State and action are min-max normalized to `[-1, 1]` over the 14 arm dimensions using
`norm_stats/norm_stats.json` (`NORM_WAY = "minmax"` in `deploy_policy.py`). Use the same
stats file at inference; predicted actions are denormalized with it before being sent to
the environment. Action chunks from overlapping predictions are averaged (mean smoothing)
before execution.

## Limitations

- **swap_T (0.13)** and **observe_and_pickup (0.03)** are weak: the former needs precise
  T-block position *and* orientation alignment; the latter needs cross-view target
  re-identification after a visual occlusion followed by a pickup.
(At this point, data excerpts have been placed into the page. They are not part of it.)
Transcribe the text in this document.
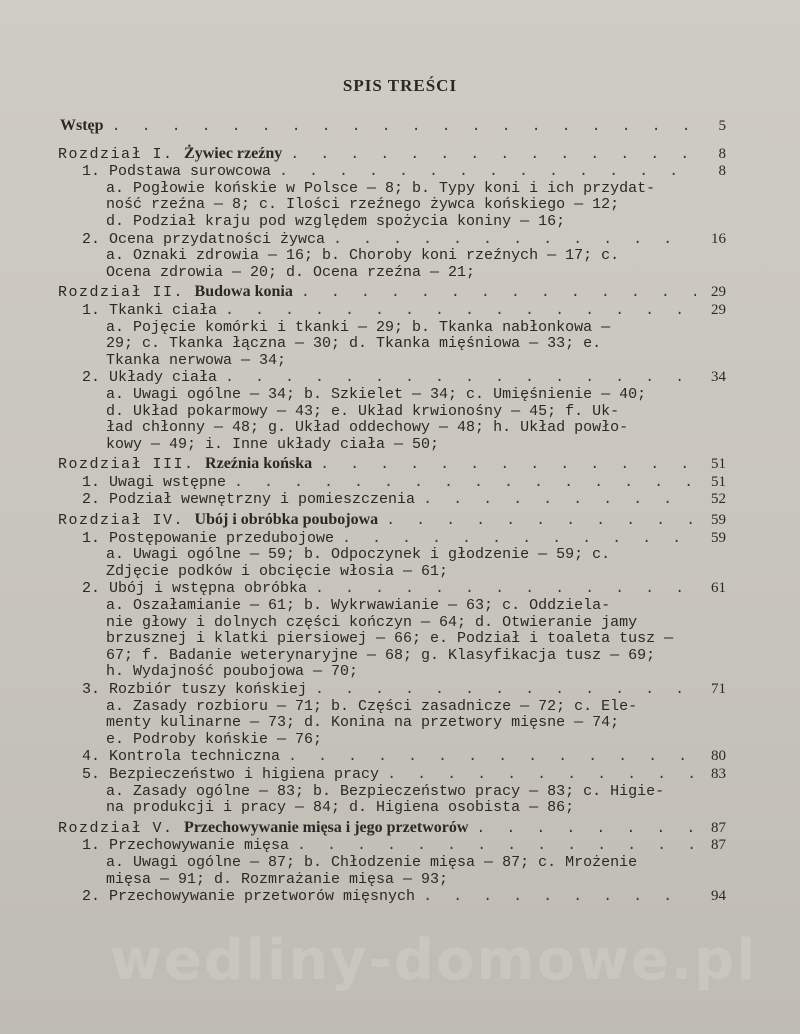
SPIS TREŚCI
Wstęp . . .	5
Rozdział I. Żywiec rzeźny . . .	8
1. Podstawa surowcowa . . .	8

a. Pogłowie końskie w Polsce — 8; b. Typy koni i ich przydat-

ność rzeźna — 8; c. Ilości rzeźnego żywca końskiego — 12;

d. Podział kraju pod względem spożycia koniny — 16;

2. Ocena przydatności żywca . . .	16

a. Oznaki zdrowia — 16; b. Choroby koni rzeźnych — 17; c.

Ocena zdrowia — 20; d. Ocena rzeźna — 21;

Rozdział II. Budowa konia . . .	29
1. Tkanki ciała . . .	29

a. Pojęcie komórki i tkanki — 29; b. Tkanka nabłonkowa —

29; c. Tkanka łączna — 30; d. Tkanka mięśniowa — 33; e.

Tkanka nerwowa — 34;

2. Układy ciała . . .	34

a. Uwagi ogólne — 34; b. Szkielet — 34; c. Umięśnienie — 40;

d. Układ pokarmowy — 43; e. Układ krwionośny — 45; f. Uk-

ład chłonny — 48; g. Układ oddechowy — 48; h. Układ powło-

kowy — 49; i. Inne układy ciała — 50;

Rozdział III. Rzeźnia końska . . .	51
1. Uwagi wstępne . . .	51
2. Podział wewnętrzny i pomieszczenia . . .	52
Rozdział IV. Ubój i obróbka poubojowa . . .	59
1. Postępowanie przedubojowe . . .	59

a. Uwagi ogólne — 59; b. Odpoczynek i głodzenie — 59; c.

Zdjęcie podków i obcięcie włosia — 61;

2. Ubój i wstępna obróbka . . .	61

a. Oszałamianie — 61; b. Wykrwawianie — 63; c. Oddziela-

nie głowy i dolnych części kończyn — 64; d. Otwieranie jamy

brzusznej i klatki piersiowej — 66; e. Podział i toaleta tusz —

67; f. Badanie weterynaryjne — 68; g. Klasyfikacja tusz — 69;

h. Wydajność poubojowa — 70;

3. Rozbiór tuszy końskiej . . .	71

a. Zasady rozbioru — 71; b. Części zasadnicze — 72; c. Ele-

menty kulinarne — 73; d. Konina na przetwory mięsne — 74;

e. Podroby końskie — 76;

4. Kontrola techniczna . . .	80
5. Bezpieczeństwo i higiena pracy . . .	83

a. Zasady ogólne — 83; b. Bezpieczeństwo pracy — 83; c. Higie-

na produkcji i pracy — 84; d. Higiena osobista — 86;

Rozdział V. Przechowywanie mięsa i jego przetworów . . .	87
1. Przechowywanie mięsa . . .	87

a. Uwagi ogólne — 87; b. Chłodzenie mięsa — 87; c. Mrożenie

mięsa — 91; d. Rozmrażanie mięsa — 93;

2. Przechowywanie przetworów mięsnych . . .	94
wedliny-domowe.pl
The joint `m1_mix`
  model does not solve these reliably.
- Numbers are on RoboTwin 2.0 `demo_clean` with `unseen` instruction phrasings; other
  task configs / domain randomization will differ.

## License & attribution

- Base VLM **Qwen3-VL-2B-Instruct** is © the Qwen team, licensed **Apache-2.0**
  (see `qwen_base_config/README_Qwen3-VL-2B-Instruct.md`). Because the checkpoint
  embeds fine-tuned Qwen weights, that license applies to the corresponding components.
- RMBench / RoboTwin and the Mem-0 policy code are governed by their respective upstream
  licenses; refer to the source repository.